Everyone wants to save money and get their property paid off ASAP. But can refinancing a mortgage really help do that?

When and how to refinance your mortgage

What is refinancing?

It can - if you're savvy about how you do it. Let's start with a basic definition.

  • Refinancing is when you pay off an existing debt with a new loan. So you're replacing one debt with another.
  • There are a lot of good reasons to refinance, as well as times when you want to avoid it.

When should you refinance? What are the benefits of refinancing? Let's take a look.

Getting a lower interest rate

There are many benefits to securing a lower interest rate by refinancing your mortgage.

  • The most obvious is saving money.
  • Also, your equity can build faster and that can decrease the monthly payments themselves.
  • Over time, the benefits of a lower interest rate can add up to a big difference.
  • Depending on your situation and who you ask, a rate reduction of 1-2 per cent can be enough to justify the refinancing. Anything more than that is almost certainly worth it.

Changing between fixed rate and adjustable rate

The obvious risk of an adjustable rate is that, while the starting interest rate can be lower, it might go up enough over time to offset the savings.

  • In some cases, when interest rates are rising over the long term trend, converting to a fixed rate can save you money.
  • On the other hand, if you have a fixed rate and interests rates are steadily dropping over the long term, it can actually be a good choice to convert to an adjustable rate.

It's a tricky balance to strike, but when done properly, the payoff can be considerable.

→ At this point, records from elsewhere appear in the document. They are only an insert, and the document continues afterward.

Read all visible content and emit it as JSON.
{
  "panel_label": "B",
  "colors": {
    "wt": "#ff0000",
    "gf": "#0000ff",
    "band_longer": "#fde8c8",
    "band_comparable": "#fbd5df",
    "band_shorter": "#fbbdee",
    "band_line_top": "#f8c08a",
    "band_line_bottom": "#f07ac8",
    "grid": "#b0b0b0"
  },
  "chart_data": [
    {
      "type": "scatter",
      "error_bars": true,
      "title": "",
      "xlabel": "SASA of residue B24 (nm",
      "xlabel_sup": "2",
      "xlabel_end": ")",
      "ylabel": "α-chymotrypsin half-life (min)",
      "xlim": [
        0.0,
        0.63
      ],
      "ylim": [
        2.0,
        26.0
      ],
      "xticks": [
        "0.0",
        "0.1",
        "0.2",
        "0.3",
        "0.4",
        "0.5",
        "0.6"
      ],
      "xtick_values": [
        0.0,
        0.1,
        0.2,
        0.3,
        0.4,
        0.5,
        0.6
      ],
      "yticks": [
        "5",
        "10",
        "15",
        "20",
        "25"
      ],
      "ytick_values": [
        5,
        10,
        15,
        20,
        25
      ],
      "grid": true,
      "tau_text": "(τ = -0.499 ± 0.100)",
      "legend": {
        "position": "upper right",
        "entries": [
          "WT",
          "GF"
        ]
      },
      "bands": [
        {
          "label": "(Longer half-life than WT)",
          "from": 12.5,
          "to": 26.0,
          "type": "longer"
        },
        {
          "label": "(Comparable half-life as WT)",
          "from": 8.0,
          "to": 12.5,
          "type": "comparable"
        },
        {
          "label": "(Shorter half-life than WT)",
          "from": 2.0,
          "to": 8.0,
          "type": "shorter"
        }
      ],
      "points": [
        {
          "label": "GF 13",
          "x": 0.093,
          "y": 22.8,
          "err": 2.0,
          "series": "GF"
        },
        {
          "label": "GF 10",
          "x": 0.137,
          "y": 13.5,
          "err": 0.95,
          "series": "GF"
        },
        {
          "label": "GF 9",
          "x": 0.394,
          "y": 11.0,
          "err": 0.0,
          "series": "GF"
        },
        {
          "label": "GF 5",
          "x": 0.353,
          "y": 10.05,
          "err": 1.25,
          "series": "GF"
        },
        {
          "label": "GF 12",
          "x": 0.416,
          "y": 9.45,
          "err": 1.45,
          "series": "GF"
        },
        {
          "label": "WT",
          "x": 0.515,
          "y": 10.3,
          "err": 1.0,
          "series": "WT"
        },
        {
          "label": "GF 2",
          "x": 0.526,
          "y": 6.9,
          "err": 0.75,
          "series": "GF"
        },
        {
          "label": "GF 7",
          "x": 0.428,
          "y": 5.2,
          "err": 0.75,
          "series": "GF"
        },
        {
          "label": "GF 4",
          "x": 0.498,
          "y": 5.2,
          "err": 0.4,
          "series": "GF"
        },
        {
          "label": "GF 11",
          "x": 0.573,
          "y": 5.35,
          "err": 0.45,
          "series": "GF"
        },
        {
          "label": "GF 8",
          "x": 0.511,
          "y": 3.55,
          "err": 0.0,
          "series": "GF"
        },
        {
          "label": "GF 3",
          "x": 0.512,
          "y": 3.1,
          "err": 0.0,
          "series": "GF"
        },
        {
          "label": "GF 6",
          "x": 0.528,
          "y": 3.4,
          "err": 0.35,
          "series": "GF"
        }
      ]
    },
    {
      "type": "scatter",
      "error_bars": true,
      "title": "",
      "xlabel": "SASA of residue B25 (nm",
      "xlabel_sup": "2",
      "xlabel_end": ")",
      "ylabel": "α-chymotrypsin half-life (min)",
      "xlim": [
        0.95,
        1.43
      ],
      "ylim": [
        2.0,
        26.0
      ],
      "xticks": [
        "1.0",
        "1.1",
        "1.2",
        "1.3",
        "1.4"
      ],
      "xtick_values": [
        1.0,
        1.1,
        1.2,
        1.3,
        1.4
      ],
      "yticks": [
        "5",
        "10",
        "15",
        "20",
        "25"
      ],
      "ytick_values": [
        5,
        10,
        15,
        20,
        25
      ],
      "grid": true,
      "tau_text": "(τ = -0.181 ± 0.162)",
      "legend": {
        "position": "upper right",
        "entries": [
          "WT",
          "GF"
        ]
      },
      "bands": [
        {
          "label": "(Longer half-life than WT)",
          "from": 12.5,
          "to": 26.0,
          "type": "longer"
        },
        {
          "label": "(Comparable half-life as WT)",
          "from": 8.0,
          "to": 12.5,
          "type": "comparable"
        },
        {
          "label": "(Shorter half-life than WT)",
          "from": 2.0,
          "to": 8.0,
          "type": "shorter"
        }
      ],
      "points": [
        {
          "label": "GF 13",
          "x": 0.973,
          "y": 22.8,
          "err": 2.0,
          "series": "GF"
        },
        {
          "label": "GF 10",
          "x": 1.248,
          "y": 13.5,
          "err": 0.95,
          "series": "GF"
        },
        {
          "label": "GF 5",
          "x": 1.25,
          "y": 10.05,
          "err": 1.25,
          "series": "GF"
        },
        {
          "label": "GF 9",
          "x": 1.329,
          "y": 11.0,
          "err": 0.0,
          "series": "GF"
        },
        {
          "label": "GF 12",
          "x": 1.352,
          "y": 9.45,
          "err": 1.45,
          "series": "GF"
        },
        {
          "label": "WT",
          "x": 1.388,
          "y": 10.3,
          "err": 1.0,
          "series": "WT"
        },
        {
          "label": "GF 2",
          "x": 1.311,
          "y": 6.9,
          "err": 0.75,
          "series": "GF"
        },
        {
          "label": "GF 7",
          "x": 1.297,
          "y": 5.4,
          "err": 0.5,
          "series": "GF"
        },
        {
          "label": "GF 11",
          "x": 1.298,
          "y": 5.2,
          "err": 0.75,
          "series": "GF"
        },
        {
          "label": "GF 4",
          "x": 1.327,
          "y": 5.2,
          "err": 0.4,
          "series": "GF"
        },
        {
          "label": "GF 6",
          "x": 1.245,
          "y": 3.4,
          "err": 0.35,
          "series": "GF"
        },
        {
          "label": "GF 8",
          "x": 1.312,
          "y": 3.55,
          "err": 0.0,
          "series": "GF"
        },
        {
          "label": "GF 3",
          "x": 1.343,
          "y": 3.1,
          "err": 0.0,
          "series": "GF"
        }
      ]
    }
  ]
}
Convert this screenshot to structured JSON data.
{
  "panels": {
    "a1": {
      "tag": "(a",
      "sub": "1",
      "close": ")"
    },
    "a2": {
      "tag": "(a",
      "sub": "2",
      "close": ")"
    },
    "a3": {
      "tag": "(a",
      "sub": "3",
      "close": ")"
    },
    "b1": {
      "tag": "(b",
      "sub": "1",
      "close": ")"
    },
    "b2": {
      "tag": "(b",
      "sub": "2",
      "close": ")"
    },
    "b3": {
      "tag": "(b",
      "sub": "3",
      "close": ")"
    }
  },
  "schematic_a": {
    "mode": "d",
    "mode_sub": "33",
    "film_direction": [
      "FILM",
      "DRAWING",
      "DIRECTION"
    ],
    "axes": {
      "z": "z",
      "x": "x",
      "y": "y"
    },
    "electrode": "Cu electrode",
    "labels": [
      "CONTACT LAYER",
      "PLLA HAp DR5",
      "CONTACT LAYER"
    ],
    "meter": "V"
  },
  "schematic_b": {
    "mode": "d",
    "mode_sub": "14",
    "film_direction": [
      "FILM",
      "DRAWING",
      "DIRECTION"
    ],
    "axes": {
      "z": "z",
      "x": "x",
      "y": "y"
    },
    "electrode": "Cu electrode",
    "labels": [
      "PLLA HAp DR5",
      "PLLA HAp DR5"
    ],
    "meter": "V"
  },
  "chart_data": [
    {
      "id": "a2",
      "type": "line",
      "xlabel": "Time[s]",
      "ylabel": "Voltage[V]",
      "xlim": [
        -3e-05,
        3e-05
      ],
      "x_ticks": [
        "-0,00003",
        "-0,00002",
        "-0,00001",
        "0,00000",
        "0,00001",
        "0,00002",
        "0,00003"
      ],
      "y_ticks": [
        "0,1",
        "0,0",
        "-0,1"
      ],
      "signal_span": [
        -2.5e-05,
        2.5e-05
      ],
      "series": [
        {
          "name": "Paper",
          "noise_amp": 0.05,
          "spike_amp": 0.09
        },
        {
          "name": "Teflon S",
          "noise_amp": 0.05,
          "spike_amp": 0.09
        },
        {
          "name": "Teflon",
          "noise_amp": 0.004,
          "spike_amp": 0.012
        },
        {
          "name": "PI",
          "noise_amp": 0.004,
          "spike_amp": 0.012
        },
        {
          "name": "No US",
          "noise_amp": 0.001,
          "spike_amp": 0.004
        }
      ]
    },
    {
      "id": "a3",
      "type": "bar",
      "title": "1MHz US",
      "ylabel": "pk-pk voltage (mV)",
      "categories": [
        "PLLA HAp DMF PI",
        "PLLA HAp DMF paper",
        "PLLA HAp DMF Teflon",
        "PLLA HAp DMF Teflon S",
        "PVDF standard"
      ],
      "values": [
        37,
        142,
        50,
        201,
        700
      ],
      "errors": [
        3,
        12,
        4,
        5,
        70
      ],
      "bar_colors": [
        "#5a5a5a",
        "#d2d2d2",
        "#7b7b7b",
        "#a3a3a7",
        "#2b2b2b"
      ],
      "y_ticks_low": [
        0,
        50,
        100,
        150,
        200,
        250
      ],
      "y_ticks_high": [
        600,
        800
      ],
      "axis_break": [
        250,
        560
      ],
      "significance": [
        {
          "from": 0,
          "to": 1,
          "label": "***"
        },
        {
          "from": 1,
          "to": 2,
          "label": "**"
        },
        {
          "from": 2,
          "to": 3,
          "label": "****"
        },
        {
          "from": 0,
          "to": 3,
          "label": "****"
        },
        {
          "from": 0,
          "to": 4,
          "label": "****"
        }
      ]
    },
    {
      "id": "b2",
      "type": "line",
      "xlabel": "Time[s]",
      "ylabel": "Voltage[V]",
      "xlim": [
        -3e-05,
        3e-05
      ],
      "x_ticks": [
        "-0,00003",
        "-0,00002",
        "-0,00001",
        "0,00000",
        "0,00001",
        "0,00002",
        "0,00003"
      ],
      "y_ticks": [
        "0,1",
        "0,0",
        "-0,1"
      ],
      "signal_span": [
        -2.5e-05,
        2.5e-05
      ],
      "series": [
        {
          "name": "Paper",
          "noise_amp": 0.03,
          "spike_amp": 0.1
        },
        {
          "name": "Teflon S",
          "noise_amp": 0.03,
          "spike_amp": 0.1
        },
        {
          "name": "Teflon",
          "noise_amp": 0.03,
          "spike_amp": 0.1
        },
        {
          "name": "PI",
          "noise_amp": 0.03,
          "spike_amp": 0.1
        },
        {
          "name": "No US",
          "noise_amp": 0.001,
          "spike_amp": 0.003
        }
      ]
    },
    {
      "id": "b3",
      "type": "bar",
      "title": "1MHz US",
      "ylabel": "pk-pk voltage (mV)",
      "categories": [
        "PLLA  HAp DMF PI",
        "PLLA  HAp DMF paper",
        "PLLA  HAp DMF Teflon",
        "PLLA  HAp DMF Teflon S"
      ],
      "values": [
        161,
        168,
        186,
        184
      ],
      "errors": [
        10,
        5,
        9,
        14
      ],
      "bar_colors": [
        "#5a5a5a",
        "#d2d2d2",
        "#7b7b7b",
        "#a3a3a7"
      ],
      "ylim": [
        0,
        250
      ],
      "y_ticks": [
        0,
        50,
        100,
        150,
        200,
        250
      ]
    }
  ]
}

Getting a shorter loan term

Getting a shorter term on your mortgage obviously decreases the amount of time before the property is fully paid off.

  • In many cases, if a lower interest rate can be achieved, instead of saving the money each month and putting it to other uses, you can keep the monthly payments the same and shorten the total repayment time.
  • Your finances and budget remain the same, but your equity will build faster.

Cashing in on home equity or consolidating

It's possible to refinance your mortgage to pay for large one-off expenditures like renovations, or to consolidate other higher-interest debt into your mortgage.

It can seem like a sound strategy, and can indeed be worth it in some cases, but the risks are real.

  • Any refinancing to access your equity will increase the total amount of time it will take you to pay off your debt.
  • Repeated refinancing in this manner can lead to an unending cycle of debt. Be cautious when considering your options.
  • Your number one objective should usually be to pay off your mortgage as quickly and affordably as you possibly can.